If you have ever been part of a small group whether it is Bible study or Sunday School, then you’ve been through the typical church prayer time. I can’t speak for you, but I have found it, well, disappointing. Can I say that?

You may wonder why I feel this way. It’s because I have a growing disdain for praying for other’s prayer list. We do the same thing over and over in prayer meetings – we share the prayer needs of those on our prayer lists. I guess it is much easier to request prayer for someone other than ourselves unless we are sick, isn’t it? But what good does it do us individually to ask others to pray for our personal prayer list? Very little.

Let the body of Christ get real with each other and pray for one another.

James 5:16 says, “Therefore, confess your sins to one another and pray for one another, that you may be healed…”, but who is doing this? The sad truth is that even though we may be in a small group of believers, we often will not share our own struggles nor ask others to pray for us.

To tell the truth, once an established small group develops the common practice of praying over each other’s prayer lists instead of each other, it is hard to correct. It would take the leader bringing awareness to the matter, introducing new ground rules and holding the group accountable during prayer time. Although, this sounds easy enough, it’s highly unlikely that many Sunday School teachers or small group leaders will do this.
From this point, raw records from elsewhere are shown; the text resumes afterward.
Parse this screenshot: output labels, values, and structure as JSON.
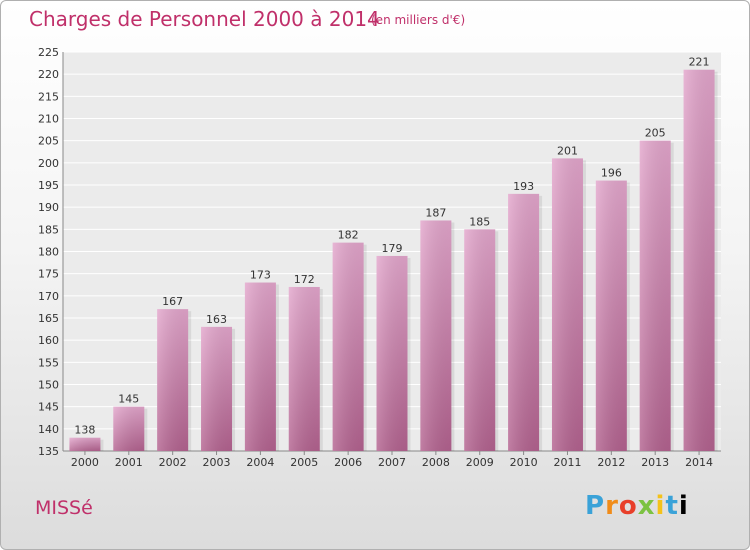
{
  "header": {
    "title": "Charges de Personnel 2000 à 2014",
    "subtitle": "(en milliers d'€)"
  },
  "footer": {
    "commune": "MISSé",
    "logo_letters": [
      "P",
      "r",
      "o",
      "x",
      "i",
      "t",
      "i"
    ]
  },
  "colors": {
    "title": "#c0306a",
    "bar_top": "#e3a6cc",
    "bar_bottom": "#b3628f"
  },
  "chart_data": {
    "type": "bar",
    "categories": [
      "2000",
      "2001",
      "2002",
      "2003",
      "2004",
      "2005",
      "2006",
      "2007",
      "2008",
      "2009",
      "2010",
      "2011",
      "2012",
      "2013",
      "2014"
    ],
    "values": [
      138,
      145,
      167,
      163,
      173,
      172,
      182,
      179,
      187,
      185,
      193,
      201,
      196,
      205,
      221
    ],
    "ylim": [
      135,
      225
    ],
    "yticks": [
      135,
      140,
      145,
      150,
      155,
      160,
      165,
      170,
      175,
      180,
      185,
      190,
      195,
      200,
      205,
      210,
      215,
      220,
      225
    ],
    "grid": true,
    "data_labels": true
  }
}
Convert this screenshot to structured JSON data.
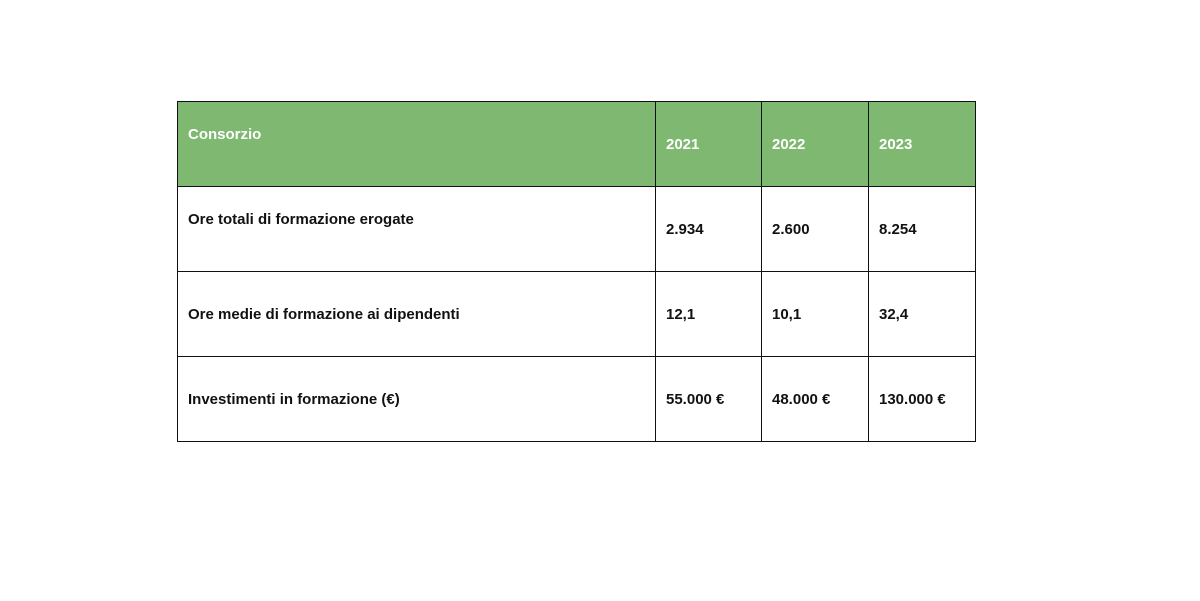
{
  "table": {
    "header": [
      "Consorzio",
      "2021",
      "2022",
      "2023"
    ],
    "rows": [
      [
        "Ore totali di formazione erogate",
        "2.934",
        "2.600",
        "8.254"
      ],
      [
        "Ore medie di formazione ai dipendenti",
        "12,1",
        "10,1",
        "32,4"
      ],
      [
        "Investimenti in formazione (€)",
        "55.000 €",
        "48.000 €",
        "130.000 €"
      ]
    ]
  }
}
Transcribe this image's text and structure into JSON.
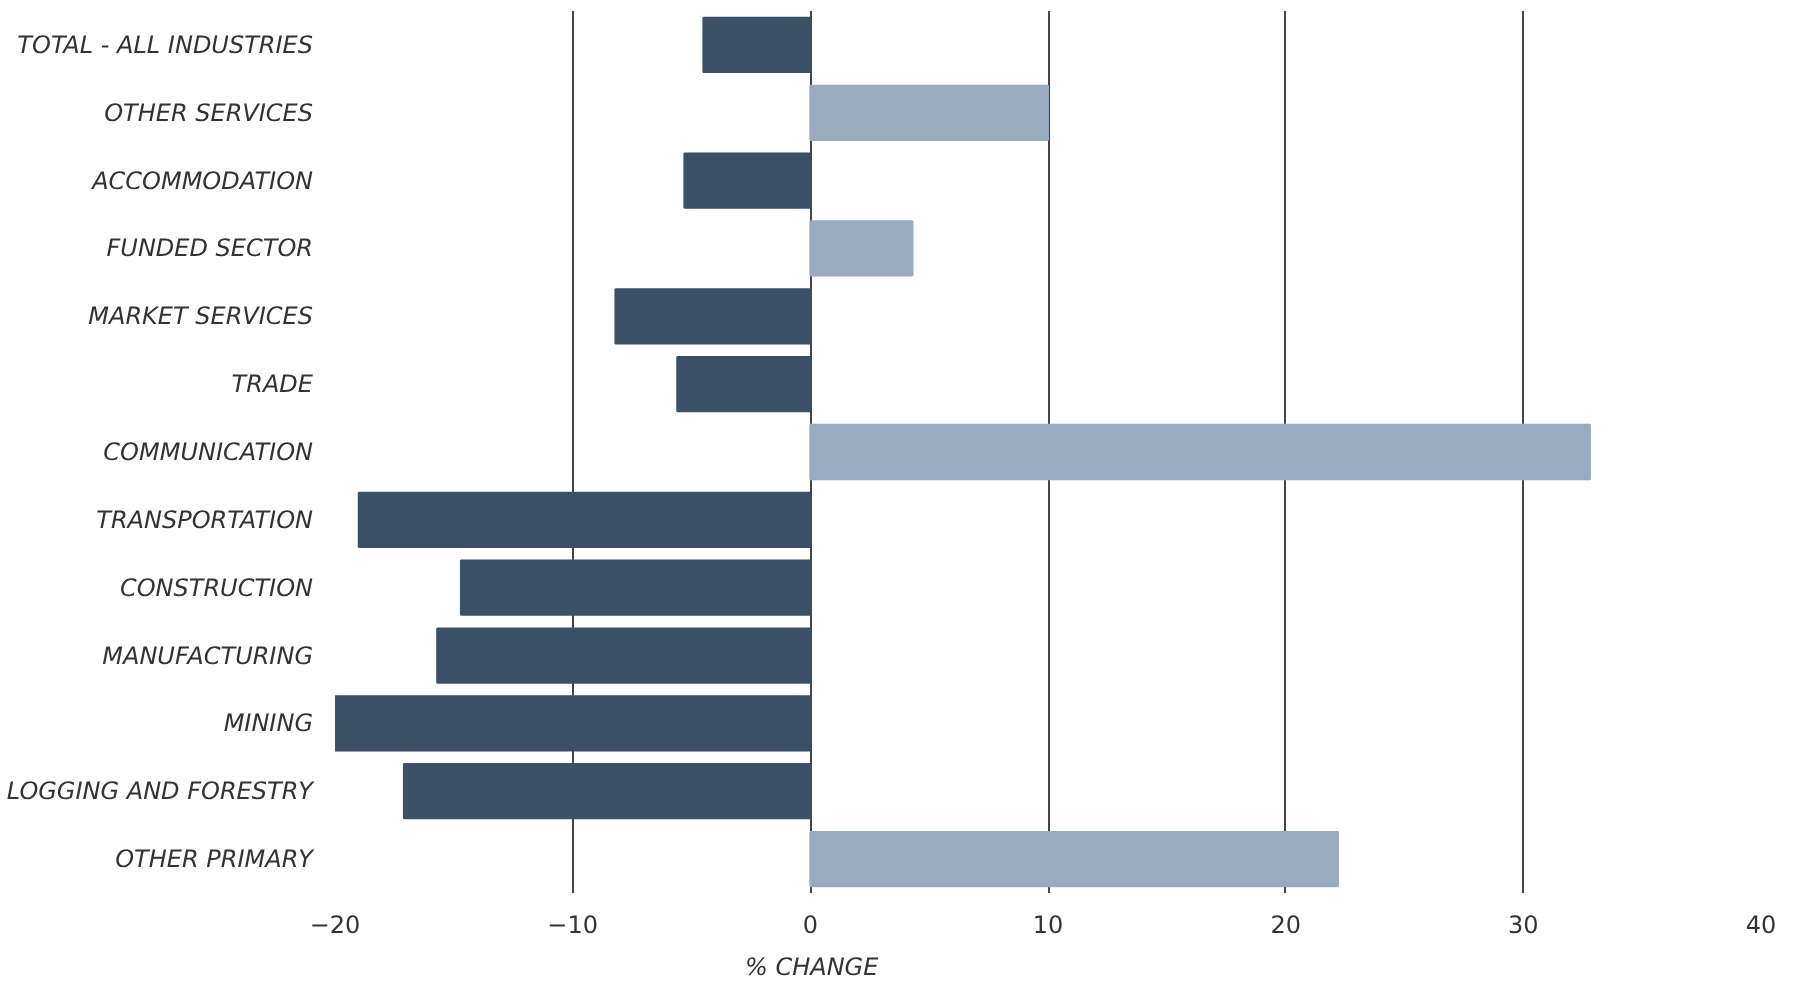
{
  "chart_data": {
    "type": "bar",
    "orientation": "horizontal",
    "xlabel": "% CHANGE",
    "categories": [
      "TOTAL - ALL INDUSTRIES",
      "OTHER SERVICES",
      "ACCOMMODATION",
      "FUNDED SECTOR",
      "MARKET SERVICES",
      "TRADE",
      "COMMUNICATION",
      "TRANSPORTATION",
      "CONSTRUCTION",
      "MANUFACTURING",
      "MINING",
      "LOGGING AND FORESTRY",
      "OTHER PRIMARY"
    ],
    "values": [
      -4.5,
      10,
      -5.3,
      4.3,
      -8.2,
      -5.6,
      32.8,
      -19,
      -14.7,
      -15.7,
      -20,
      -17.1,
      22.2
    ],
    "colors": [
      "#3d5166",
      "#9aabc0",
      "#3d5166",
      "#9aabc0",
      "#3d5166",
      "#3d5166",
      "#9aabc0",
      "#3d5166",
      "#3d5166",
      "#3d5166",
      "#3d5166",
      "#3d5166",
      "#9aabc0"
    ],
    "xlim": [
      -20,
      40
    ],
    "xticks": [
      -20,
      -10,
      0,
      10,
      20,
      30,
      40
    ],
    "grid": "x"
  }
}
Few people like change, and even less like to lead it.

This is why you may want to consider getting a prayer partner – someone you can depend upon to specifically pray for you. When establishing your prayer partnership, here are the choices you will need to make:

1. Choosing a Christian of the same gender who you feel comfortable sharing intimate details with. They must also be very trustworthy and looking for the same type of prayer partnership.

2. Choosing a place and time that is agreeable for the two of you to meet on a regular basis. If you have very difficult schedules, there is no reason why you cannot do this by phone.

3. Choosing your format for your time together. Will you share scripture? Will you start with sharing a praise and then prayer needs? Will you pray over everything at once or will you pray in separate stages of your meeting time?

4. Choosing a method for keeping up with prayer needs and God’s accomplishment. Few of us are good at remembering to pray for other’s needs, so journaling your prayer journey together will not only be a great help, but enjoyable, too.